La marcheuse de Naël Marandin


Lin marche fièrement dans la vie. C'est une battante. Elle avance dans sa difficile vie de sans papier avec détermination. Logée gratuitement  chez un riche vieux monsieur grabataire, chez qui elle fait fonction d'aide à domicile, elle arpente cependant les trottoirs pour monnayer son corps. Une partie de cet argent durement récolté sera envoyé à ses parents restés en Chine, le reste servant à vivre et surtout à  l'éducation de sa fille de 14 ans.
Raconté comme cela, il n'est pas certain que ce joli premier film fasse envie. Pourtant, il s'agit d'un formidable portrait de femme, suivie par un vrai regard empathique et surtout sans jugement, d'un cinéaste parfaitement en prise avec son époque. Situé dans un Paris ni magnifié ni assombri, juste on ne peut plus réel, le film n'a aucun mal à happer le spectateur car il utilise habilement en toile de fond cette triste réalité d'une étrangère qui survit comme elle peut, pour dérouler une intrigue prenante façon thriller. Apparaît ainsi, dans un huis clos assez oppressant, un homme en fuite assez inquiétant qui, se réfugiant dans l'appartement du vieil homme, essaie de manipuler mère et fille.
C'est dans le déroulement de son histoire que Naël Marandin se révèle aussi habile que vraiment fin observateur de l'humain. Alors que l'on pensait s'engager dans un déroulé binaire, les bons contre les méchants, les personnages évoluent, se défendent comme ils peuvent et deviennent plus complexes, dévoilant certaines facettes qui rendent le récit d'autant plus réaliste. Sans jamais se départir de son regard objectif, l'histoire prend de la profondeur, oscillant constamment entre réalisme et fiction, nouant les protagoniste dans une histoire plus complexe qu'il n'y paraît et prenant des directions inattendues.

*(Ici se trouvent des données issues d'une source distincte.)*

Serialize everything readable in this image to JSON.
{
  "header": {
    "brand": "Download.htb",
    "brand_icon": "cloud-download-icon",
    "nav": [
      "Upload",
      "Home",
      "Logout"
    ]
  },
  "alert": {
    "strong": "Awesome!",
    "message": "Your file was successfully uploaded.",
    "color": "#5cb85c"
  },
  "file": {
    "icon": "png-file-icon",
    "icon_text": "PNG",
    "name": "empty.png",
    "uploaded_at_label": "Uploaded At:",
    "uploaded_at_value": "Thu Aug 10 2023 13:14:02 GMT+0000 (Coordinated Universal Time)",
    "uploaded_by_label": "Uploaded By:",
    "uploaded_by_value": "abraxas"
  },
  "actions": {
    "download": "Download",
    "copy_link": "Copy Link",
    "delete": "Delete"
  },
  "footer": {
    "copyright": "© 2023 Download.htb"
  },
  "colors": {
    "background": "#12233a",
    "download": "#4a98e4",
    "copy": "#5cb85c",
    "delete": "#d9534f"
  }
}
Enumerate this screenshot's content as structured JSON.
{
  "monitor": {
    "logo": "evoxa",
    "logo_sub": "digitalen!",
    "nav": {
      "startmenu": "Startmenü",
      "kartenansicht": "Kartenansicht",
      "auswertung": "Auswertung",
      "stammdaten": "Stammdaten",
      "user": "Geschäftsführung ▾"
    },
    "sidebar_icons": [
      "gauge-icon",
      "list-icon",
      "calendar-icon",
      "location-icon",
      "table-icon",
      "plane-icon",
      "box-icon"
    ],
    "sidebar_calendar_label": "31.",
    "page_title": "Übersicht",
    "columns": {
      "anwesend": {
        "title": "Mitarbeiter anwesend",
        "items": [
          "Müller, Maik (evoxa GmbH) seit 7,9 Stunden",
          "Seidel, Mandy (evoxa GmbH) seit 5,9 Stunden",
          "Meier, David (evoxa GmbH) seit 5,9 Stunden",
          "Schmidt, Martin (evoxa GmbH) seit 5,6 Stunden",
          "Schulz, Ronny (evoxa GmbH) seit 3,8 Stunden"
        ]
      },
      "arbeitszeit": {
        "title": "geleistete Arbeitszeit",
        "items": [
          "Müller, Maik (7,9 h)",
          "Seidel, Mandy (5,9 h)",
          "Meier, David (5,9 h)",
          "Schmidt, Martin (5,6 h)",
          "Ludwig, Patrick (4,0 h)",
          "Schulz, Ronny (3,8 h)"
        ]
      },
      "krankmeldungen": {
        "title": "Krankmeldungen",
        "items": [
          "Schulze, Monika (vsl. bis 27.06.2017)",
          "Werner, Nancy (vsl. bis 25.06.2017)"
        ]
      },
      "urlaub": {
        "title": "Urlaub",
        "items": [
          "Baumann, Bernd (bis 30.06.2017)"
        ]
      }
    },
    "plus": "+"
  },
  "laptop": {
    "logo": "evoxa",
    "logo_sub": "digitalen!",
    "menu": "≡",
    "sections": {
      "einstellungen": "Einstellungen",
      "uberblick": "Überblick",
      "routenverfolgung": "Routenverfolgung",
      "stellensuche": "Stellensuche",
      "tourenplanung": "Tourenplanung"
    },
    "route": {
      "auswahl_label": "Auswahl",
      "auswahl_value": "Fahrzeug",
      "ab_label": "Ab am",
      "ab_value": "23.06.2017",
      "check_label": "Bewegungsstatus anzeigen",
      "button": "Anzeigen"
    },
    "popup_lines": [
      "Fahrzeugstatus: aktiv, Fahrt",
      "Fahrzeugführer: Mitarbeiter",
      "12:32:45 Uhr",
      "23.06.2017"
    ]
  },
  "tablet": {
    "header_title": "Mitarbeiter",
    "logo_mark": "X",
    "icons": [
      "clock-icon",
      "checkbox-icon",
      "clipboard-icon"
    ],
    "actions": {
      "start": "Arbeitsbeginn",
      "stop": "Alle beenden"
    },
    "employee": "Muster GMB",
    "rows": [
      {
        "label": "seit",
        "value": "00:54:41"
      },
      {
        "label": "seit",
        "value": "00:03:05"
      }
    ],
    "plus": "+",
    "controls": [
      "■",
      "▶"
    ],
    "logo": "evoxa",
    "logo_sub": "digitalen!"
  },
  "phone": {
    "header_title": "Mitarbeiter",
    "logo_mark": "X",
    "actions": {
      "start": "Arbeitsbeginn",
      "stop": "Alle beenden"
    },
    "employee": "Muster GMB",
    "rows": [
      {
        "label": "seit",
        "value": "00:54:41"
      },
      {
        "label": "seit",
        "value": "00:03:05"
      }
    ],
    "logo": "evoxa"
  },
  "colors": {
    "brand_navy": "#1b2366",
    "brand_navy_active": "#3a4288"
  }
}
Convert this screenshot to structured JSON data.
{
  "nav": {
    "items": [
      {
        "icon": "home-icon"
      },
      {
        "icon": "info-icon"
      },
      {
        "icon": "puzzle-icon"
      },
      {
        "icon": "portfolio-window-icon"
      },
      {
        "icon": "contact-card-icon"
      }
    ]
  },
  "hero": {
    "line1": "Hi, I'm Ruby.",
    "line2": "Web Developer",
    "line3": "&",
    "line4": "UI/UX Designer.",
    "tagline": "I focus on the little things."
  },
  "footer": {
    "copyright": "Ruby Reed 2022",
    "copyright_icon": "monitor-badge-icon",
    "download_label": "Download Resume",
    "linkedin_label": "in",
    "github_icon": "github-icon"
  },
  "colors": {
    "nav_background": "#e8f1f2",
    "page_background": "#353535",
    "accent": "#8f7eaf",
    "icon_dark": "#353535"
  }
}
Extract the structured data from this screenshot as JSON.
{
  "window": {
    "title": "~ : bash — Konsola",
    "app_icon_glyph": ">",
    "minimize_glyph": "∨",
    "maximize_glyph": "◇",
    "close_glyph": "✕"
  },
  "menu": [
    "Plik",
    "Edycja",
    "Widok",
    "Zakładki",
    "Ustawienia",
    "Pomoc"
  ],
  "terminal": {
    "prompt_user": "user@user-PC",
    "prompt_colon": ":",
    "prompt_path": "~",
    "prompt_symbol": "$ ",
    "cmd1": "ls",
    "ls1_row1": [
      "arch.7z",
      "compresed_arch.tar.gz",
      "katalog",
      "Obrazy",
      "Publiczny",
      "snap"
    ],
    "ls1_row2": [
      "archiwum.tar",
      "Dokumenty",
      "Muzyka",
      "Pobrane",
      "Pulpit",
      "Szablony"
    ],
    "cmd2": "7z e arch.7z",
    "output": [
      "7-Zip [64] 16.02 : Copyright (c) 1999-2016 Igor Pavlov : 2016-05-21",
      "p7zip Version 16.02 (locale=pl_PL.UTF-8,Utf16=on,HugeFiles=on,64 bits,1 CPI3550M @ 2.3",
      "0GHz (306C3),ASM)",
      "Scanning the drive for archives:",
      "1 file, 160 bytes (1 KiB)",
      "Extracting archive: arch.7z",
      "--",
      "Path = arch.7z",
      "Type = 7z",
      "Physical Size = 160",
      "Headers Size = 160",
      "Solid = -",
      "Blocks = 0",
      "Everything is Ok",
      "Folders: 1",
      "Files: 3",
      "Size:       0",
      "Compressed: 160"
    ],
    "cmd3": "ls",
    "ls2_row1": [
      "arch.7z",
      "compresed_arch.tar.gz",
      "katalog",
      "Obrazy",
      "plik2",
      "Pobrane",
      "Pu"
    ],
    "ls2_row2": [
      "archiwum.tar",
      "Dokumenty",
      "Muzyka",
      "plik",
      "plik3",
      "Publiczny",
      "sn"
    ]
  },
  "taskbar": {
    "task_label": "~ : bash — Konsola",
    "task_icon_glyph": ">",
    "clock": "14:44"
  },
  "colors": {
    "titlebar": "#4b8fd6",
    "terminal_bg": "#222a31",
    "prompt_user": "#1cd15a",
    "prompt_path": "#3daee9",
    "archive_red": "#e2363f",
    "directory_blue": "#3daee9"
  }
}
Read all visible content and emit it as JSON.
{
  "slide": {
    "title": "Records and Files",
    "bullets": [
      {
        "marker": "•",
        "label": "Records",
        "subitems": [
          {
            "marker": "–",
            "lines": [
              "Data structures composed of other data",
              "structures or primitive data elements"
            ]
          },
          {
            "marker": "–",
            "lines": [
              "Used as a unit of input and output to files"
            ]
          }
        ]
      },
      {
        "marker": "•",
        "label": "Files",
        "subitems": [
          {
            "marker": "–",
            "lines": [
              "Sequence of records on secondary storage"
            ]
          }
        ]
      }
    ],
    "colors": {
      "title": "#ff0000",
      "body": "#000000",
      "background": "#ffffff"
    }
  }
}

On appréciera la première apparition de Qui Lan, inconnue du public mais à la quarantaine aussi belle que convaincante. Elle porte le film avec détermination et ambiguïté. Sa virginité cinématographique alliée à une évidente présence apportent une crédibilité au film qui n'en manque nullement, notamment dans la description de la prostitution asiatique à Paris et de la solidarité de ces marcheuses.
Très belle entrée de Naël Marandin dans le cercle des réalisateurs que l'on prendra plaisir à suivre dans les années à venir. "La marcheuse " intéresse car, au-delà d'une histoire bien construite, on trouve un regard de cinéaste porteur de belles promesses.